Limiting inventory at runtime¶
It is possible to limit the inventory at execution time using the --limit
argument. This makes pyinfra only execute operations against targets matching the limit. Multiple limits can be provided and a limit may refer to a group or glob-style match against host names. A few examples:
# Only execute against @local
pyinfra inventory.py deploy.py --limit @local
# Only execute against hosts in the `app_servers` group
pyinfra inventory.py deploy.py --limit app_servers
# Only execute against hosts with names matching db*
pyinfra inventory.py deploy.py --limit "db*"
# Combine multiple limits
pyinfra inventory.py deploy.py --limit app_servers --limit db-1.net
Host Data¶
Data can be assigned to individual hosts in the inventory by using a tuple (hostname, data_dict)
:
app_servers = [
("app-1.net", {"install_postgres": False}),
("db-1.net", {"install_postgres": True}),
]
This data can then be used in operations:
from pyinfra import host
if host.data.get("install_postgres"):
apt.packages(
packages=["postgresql-server"],
)
Group Data Files¶
Group data can be stored in separate files under the group_data
directory (there’s also a --group-data $DIR
flag).
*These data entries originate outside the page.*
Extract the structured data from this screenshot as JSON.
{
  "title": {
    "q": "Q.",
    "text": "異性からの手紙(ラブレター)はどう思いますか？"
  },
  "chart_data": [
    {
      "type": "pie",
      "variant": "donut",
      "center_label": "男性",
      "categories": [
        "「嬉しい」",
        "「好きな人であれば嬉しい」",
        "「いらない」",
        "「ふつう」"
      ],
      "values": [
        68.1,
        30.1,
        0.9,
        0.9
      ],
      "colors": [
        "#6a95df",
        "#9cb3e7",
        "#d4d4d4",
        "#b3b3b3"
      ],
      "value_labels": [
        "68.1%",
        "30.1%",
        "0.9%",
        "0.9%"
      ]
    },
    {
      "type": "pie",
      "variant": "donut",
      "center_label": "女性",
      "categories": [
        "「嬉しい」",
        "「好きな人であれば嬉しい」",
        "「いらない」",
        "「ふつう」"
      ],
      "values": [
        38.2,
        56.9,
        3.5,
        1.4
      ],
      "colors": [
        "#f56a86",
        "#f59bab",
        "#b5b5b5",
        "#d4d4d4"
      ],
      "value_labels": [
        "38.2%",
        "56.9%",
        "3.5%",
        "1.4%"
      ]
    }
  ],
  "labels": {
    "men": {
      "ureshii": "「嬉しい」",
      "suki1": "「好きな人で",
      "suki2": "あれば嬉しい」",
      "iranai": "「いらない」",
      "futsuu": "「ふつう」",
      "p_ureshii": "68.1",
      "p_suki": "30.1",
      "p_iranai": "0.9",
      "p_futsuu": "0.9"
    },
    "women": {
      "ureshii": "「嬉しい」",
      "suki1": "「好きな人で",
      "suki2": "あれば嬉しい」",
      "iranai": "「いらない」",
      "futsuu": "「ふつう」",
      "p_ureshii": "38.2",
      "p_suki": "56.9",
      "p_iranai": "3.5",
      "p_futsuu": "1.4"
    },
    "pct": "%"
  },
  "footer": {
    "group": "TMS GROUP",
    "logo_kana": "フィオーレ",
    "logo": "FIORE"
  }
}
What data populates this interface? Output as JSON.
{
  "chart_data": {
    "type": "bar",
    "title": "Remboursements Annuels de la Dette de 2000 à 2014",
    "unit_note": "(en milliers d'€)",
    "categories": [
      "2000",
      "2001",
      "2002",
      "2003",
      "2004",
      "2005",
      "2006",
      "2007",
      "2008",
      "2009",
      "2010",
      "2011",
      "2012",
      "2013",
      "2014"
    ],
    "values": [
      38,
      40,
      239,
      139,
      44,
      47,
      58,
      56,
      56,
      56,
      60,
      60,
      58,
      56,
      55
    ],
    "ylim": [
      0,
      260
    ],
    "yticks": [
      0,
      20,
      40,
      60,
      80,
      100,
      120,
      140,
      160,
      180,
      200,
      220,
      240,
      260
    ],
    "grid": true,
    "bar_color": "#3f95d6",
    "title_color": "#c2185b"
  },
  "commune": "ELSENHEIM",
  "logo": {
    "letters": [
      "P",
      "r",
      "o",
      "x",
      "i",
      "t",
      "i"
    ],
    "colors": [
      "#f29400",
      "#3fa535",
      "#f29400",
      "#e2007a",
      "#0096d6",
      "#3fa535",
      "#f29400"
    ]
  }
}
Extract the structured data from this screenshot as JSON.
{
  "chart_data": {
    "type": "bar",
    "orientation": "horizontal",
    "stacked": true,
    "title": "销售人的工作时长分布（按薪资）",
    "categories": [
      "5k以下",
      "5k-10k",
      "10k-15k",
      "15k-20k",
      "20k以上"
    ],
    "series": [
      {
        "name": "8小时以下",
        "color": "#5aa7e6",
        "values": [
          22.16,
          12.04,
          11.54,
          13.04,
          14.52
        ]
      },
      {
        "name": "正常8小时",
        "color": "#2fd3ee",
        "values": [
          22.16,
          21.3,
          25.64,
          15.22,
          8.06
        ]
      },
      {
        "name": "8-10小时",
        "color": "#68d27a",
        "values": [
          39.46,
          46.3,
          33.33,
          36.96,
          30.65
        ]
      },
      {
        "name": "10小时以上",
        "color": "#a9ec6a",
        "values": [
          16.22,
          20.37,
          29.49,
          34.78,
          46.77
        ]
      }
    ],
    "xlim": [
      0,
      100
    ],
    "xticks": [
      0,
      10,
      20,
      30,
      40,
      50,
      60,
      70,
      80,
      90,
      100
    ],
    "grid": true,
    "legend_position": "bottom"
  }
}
Files will be loaded that match group_data/<group_name>.py
, and all hosts in any matching group will receive variables defined in the file as data:
app_user = "myuser"
app_dir = "/opt/pyinfra"
These variables can then be used in operations:
from pyinfra import host
git.repo(
src="git@github.com:Fizzadar/pyinfra.git",
dest=host.data.app_dir,
user=host.data.app_user,
)
Note
The group_data
directory is relative to the current working directory. This can be changed at runtime via the --chdir
flag.
Data Hierarchy¶
The same keys can be defined for host and group data - this means we can set a default in all.py
and override it on a group or host basis. When accessing data, the first match in the following is returned:
- “Override” data passed in via CLI args
- Host data as defined in the inventory file
- Normal group data
- “all” group data
Note
pyinfra contains a debug-inventory
command which can be used to explore the data output per-host for a given inventory/deploy, ie pyinfra inventory.py debug-inventory
.
Connecting with Data¶
Data can be used to configure connectors. For example, setting SSH connection details can be done like so:
ssh_user = "ubuntu"
ssh_key = "~/.ssh/some_key"
ssh_key_password = "password for key"
The Connectors Index contains full details of which data keys are available in each connector.
Global Arguments with Data¶
Data can also provide default values for Global Arguments, for example:
_sudo = True
_sudo_user = "pyinfra"
External Sources for Data¶
Because pyinfra is configured in Python, you can pull in data from pretty much anywhere just using other Python packages.